If you have SSL then you still need to encrypt your messages if you don't really trust the server which stores them (it could have its files stolen), so this is all good practice.
There comes a point where you have a weakest link problem.
What is your weakest link?
Example: I spend $100,000,000 defending an airport from terrorists, so they go after a train station instead. Money and effort both wasted.
Ask yourself what the threat model is and design your security for that. TLS is a bare minimum for any Internet-based communications, but it doesn't matter if somebody can install a keystroke logger.
As you certainly understand, the role of Transport-Level Security is to secure the transmission of the message, whereas Message-Level Security is about securing the message itself.
It all depends on the attack vectors (or more generally the purpose) you're considering.
In both cases, the security models involved can have to purposes: protection against eavesdropping (relying on encryption) and integrity protection (ultimately relying on signatures, since based on public-key cryptography in most cases).
TLS with server-certificate only will provide you with the security of the transport, and the client will know that the communication really comes from the server it expects (if configured properly, of course). In addition, if you use client-certificate, this will also guarantee the server that the communication comes from a client that has the private key for this client certificate.
However, when the data is no longer in transit, you rely on the security of the machine where it's used and stored. You might no longer be able to assert with certainty where the data came from, for example.
Message-level security doesn't rely on how the communication was made. Message-level signature allows you to know where the messages came from at a later date, independently of how they've been transferred. This can be useful for audit purposes. Message-level encryption would also reduce the risks of someone getting hold of the data if it's stored somewhere where some data could be taken (e.g. some intranet storage systems).
Basically, if the private key used to decrypt the messages has the same protection as the private key used for SSL authentication, and if the messages are not stored for longer time than the connection, in that case it is certainly overkill.
OTOH, if you've got different servers, or if the key is stored e.g. using hardware security of sorts, or is only made available by user input, then it is good advice to secure the messages themselves as well. Application level security also makes sense for auditing purposes and against configuration mistakes, although personally I think signing the data (integrity protection) is more important in this respect.

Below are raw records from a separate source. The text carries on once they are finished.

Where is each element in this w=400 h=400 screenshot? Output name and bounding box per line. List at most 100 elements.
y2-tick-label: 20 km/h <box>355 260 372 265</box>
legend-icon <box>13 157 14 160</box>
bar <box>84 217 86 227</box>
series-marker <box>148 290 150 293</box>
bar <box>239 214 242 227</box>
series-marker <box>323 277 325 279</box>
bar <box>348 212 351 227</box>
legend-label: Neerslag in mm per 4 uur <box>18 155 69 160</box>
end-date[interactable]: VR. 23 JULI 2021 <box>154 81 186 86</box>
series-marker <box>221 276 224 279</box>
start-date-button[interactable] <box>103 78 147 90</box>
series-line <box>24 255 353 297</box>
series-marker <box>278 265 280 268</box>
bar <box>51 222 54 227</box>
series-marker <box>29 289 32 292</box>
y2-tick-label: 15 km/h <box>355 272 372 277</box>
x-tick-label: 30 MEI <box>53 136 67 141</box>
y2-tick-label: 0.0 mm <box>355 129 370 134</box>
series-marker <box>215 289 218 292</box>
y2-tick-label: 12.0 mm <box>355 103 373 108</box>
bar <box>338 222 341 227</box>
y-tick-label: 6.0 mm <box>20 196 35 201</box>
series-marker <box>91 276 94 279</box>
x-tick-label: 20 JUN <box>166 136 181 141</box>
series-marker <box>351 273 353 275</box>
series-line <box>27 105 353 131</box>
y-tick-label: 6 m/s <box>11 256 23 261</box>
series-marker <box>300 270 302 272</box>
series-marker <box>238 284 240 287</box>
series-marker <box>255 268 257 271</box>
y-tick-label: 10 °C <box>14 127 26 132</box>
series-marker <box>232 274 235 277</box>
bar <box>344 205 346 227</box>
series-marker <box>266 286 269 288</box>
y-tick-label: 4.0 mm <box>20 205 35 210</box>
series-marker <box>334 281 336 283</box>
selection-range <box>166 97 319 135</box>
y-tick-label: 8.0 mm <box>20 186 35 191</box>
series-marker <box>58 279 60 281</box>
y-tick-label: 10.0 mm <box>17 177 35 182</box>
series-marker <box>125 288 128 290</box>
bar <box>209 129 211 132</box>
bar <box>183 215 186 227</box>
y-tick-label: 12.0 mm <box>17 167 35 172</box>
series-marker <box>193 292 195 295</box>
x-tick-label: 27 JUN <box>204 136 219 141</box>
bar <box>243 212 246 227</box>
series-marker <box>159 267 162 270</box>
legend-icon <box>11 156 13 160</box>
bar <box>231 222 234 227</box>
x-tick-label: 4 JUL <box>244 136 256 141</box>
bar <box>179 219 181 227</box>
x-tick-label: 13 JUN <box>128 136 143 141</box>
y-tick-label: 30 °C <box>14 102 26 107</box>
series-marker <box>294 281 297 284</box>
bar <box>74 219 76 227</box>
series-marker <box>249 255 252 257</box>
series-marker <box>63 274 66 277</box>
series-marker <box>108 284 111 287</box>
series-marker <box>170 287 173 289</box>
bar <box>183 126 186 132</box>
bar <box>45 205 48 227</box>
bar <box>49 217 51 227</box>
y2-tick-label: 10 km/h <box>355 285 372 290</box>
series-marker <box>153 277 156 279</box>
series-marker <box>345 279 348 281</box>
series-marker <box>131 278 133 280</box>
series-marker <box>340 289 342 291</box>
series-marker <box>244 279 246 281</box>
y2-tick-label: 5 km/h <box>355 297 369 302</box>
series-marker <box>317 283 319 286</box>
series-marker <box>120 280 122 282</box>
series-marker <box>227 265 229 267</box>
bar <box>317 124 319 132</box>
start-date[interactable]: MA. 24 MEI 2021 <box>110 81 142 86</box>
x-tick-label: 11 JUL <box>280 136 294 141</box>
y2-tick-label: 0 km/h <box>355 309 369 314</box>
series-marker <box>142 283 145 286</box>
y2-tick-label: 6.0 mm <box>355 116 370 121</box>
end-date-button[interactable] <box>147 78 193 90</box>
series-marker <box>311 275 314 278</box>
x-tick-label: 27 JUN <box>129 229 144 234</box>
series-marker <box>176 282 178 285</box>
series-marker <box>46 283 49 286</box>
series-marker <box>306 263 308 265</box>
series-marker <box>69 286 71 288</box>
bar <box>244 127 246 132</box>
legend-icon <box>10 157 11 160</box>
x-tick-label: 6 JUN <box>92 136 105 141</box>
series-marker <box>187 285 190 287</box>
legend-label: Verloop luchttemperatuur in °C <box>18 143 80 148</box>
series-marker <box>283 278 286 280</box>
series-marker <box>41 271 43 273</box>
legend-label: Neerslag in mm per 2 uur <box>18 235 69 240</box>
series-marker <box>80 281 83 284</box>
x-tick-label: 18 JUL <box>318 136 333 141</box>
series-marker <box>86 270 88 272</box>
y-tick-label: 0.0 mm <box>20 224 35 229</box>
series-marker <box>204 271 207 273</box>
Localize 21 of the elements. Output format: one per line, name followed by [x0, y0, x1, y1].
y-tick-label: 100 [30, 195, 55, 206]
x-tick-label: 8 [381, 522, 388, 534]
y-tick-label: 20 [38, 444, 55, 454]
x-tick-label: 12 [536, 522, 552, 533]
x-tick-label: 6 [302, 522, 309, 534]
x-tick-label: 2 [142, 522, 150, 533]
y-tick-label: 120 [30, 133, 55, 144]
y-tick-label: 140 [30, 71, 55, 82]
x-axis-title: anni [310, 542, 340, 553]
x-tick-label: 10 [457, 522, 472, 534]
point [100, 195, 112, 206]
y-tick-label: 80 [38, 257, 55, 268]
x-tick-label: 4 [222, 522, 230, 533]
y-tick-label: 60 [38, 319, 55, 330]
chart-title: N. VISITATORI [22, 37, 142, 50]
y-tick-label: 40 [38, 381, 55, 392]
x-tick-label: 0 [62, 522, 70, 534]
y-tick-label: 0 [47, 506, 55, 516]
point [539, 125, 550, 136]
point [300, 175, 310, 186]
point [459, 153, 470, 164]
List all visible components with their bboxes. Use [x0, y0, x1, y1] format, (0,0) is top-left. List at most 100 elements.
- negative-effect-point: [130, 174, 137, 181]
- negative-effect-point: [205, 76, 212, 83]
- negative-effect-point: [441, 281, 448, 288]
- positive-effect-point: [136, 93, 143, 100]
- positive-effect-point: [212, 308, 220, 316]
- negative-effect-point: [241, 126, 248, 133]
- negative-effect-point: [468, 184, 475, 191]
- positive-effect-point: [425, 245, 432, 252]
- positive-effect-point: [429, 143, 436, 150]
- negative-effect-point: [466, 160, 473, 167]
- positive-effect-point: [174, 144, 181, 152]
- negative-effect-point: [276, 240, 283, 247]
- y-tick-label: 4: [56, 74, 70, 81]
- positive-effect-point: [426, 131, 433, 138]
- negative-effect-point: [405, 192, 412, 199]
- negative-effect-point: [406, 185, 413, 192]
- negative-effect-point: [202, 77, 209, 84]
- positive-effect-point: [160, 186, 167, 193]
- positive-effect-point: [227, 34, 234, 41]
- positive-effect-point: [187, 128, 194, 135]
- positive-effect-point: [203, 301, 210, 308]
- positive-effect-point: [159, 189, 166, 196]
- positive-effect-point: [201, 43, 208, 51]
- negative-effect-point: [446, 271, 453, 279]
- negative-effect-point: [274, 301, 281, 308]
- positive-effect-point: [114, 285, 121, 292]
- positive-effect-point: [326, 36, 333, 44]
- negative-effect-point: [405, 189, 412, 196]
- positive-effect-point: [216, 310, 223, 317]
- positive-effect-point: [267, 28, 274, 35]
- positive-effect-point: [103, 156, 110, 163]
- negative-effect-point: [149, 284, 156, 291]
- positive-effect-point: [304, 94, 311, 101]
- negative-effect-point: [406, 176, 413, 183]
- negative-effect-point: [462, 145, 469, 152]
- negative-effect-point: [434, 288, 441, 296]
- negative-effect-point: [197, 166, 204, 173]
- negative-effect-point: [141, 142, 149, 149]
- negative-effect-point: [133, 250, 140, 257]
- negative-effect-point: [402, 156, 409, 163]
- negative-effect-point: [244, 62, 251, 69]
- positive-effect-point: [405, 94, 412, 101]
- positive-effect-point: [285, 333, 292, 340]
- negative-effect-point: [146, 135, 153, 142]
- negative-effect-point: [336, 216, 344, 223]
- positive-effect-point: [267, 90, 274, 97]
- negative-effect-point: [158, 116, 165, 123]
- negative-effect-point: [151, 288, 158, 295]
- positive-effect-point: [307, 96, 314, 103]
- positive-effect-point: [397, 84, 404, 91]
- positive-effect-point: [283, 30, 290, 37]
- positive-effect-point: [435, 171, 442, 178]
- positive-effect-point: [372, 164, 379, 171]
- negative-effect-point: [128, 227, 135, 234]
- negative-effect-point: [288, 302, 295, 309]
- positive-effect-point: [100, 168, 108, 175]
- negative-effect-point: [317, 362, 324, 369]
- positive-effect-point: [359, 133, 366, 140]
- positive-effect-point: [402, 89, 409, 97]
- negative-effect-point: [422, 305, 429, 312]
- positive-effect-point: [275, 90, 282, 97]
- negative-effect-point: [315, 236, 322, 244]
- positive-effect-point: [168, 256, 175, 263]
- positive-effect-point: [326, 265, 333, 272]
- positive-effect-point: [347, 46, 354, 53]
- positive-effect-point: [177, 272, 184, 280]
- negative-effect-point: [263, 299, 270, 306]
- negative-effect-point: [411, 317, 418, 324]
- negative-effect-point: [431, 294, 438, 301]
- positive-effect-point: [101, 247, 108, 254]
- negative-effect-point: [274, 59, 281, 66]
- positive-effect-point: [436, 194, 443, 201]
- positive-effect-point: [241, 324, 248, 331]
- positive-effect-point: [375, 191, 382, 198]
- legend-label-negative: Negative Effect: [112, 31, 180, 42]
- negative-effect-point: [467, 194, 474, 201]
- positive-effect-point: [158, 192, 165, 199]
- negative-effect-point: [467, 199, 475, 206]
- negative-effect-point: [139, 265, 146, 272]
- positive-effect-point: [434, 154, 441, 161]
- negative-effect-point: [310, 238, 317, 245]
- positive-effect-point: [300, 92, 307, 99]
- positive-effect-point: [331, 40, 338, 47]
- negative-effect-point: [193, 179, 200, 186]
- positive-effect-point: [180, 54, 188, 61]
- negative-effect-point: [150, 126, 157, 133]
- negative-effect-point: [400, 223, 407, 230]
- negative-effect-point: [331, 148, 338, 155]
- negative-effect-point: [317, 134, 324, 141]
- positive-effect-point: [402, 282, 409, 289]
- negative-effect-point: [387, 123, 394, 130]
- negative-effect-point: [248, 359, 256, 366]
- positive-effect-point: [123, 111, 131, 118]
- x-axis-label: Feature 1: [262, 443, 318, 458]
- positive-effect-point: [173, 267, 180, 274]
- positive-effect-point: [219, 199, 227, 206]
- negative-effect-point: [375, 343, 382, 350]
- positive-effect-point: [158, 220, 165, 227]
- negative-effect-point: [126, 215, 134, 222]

Of course, the question can also become: if you're already using a web-service that uses SOAP/WSDL, why not use XML encrypt/sign? It's not that hard to configure. Note that it does certainly take more processor time and memory. Oh, one warning: don't even try it if the other side does not know what they are doing - you'll spend ages explaining it and even then you run into trouble if you want to change a single parameter later on.
Final hint: use standards and standardized software or you'll certainly run into crap. Spend some time getting getting to know how things work, and make sure you don't accept ill formatted messages when you call verify (e.g. XML signing the wrong node or accepting MD5 and such things).